Depuis les seventies, les penseurs de l’écologie profonde font école – et font du yoga un des moyens de réalisation du « soi écologique ». Ainsi, la philosophe et activiste Vandana Shiva, surnommée « la rock star de l’écoféminisme ») rappelle ce rapport vital à l’unification et à l’unité : «  le yoga, ce n’est pas juste les asanas, c’est faire un avec la terre nourricière  ».

Un séjour en Inde s’impose, n’en déplaise au sédentaire Bernie – et les découvertes s’enchaînent avec l’ayurvéda, l’aspect scientifique et médical de la même philosophie de la nature et de la vie. Par sa pratique, le disciple « s’inscrit consciemment dans les rythmes naturels (...) La santé, ce n’est pas juste l’absence de maladie, c’est l’harmonie avec le cosmos. »

Mais la pratique du tantra ne va pas sans découvenue : la vénération du féminin sacré, de la Déesse « n’implique pas de respecter les femmes réelles »... Sevrée de ses adorations comme de son irrépressible besoin de convoquer un yoga « pur et dur » permettant de dépasser sa condition, revenue à l’enseignement de la philosophie dans un lycée à Marseille, Jeanne Burgart Goutal perçoit l’exercice de son métier, somme toute, comme un yoga : « Désormais, ce qui comptait, (...) c’était l’écoute, le vivant, la présence, l’attention. Je compris qu’enseigner avec coeur était bien plus « du yoga » que faire des postures acrobatiques sur un tapis ou rester en lotus des nuits entières. »

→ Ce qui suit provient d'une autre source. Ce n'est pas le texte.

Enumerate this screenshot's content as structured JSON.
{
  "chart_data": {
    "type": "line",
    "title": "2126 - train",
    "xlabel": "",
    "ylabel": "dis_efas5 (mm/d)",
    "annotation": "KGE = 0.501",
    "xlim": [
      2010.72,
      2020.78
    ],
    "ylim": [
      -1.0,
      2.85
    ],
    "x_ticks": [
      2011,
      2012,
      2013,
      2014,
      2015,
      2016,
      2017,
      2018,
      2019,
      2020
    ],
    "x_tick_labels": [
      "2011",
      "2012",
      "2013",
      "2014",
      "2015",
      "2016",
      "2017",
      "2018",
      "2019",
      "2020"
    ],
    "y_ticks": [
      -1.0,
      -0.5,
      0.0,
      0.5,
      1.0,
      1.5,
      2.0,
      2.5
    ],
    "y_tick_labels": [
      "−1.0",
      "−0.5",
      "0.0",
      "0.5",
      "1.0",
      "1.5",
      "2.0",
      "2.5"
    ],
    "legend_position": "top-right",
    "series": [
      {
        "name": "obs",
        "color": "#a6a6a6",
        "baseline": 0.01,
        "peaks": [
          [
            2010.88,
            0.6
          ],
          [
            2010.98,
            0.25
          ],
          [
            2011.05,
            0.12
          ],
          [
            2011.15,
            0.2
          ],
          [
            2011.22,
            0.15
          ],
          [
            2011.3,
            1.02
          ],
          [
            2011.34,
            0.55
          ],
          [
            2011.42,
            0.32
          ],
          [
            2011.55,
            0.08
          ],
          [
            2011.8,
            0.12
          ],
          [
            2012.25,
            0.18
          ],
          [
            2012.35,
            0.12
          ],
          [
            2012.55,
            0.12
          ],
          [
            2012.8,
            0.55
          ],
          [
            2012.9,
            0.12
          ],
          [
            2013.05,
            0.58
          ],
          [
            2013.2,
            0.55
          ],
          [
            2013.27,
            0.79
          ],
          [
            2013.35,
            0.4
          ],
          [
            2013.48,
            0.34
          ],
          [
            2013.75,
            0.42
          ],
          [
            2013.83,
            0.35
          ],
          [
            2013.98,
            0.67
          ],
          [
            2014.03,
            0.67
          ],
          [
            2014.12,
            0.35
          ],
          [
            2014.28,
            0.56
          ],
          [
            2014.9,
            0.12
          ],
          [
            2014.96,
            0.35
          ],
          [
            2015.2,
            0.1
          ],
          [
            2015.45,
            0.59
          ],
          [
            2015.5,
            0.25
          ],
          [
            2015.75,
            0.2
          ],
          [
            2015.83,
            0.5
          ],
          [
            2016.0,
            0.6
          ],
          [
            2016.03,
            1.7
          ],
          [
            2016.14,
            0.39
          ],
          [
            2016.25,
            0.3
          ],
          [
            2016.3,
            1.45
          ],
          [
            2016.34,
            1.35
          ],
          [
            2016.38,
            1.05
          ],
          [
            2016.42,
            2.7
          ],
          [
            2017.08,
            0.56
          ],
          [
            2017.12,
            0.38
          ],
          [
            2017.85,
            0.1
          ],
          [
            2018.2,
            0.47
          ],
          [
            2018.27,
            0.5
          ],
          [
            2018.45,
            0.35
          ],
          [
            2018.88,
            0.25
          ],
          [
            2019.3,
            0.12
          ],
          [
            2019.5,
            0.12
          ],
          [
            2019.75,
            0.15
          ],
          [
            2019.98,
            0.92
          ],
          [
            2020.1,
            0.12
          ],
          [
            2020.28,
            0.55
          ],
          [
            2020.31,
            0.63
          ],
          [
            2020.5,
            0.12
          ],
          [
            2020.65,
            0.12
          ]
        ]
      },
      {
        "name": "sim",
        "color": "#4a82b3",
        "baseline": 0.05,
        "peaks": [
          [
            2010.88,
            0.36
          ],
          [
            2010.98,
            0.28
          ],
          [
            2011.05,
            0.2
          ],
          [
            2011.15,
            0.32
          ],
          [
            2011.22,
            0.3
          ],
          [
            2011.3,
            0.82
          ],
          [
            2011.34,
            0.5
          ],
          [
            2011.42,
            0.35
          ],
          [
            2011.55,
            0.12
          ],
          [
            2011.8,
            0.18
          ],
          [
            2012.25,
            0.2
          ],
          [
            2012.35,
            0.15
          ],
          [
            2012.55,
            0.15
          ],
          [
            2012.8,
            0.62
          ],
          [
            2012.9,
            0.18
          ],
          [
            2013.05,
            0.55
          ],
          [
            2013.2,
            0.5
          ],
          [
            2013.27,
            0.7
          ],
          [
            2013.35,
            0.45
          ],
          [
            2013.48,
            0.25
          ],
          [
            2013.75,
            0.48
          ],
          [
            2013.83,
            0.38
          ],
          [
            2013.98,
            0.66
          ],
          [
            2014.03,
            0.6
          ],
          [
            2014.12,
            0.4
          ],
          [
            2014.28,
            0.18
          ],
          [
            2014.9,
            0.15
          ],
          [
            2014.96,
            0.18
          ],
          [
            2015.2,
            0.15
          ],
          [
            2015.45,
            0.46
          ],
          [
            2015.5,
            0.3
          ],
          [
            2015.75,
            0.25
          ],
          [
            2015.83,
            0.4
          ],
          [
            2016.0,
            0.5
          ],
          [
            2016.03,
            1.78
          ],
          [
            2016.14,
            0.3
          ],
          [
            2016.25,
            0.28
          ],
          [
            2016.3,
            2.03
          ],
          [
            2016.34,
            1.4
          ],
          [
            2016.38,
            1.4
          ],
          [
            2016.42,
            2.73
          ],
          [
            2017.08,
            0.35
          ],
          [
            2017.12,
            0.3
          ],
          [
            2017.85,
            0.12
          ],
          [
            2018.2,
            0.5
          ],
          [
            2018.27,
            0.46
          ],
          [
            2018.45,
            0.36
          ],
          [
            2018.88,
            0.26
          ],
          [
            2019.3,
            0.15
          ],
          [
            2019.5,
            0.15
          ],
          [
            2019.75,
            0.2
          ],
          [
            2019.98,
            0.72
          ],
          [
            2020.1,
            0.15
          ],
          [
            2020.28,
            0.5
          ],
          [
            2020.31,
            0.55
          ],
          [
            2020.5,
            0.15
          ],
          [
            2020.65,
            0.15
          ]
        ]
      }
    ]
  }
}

La voilà à son tour « passeur de yoga » en Occident, en chemin dans la transmission d’une sagesse millénaire vécue en énergétique du Réel. Ainsi, tout est bien qui finit bien dans la conscience de plus grand que soi, dans l’immensité de l’instant, « simplement reliée au souffle qui va, qui vient, librement » - « tout est là » dans l’intelligence d’un corps transmuté, pénétré d’absolu...

Non, définitivement : le yoga n’est pas une displine à la mode depuis la vague hippie ou une voie d’ « optimisation de soi » dans un esprit de compétition – il est juste une pratique d’hygiène mentale, individuelle voire sociale permettant de se relier à un Univers qui ne nous est plus une « donnée extérieure », mais un donné primordial vécu en pleine conscience...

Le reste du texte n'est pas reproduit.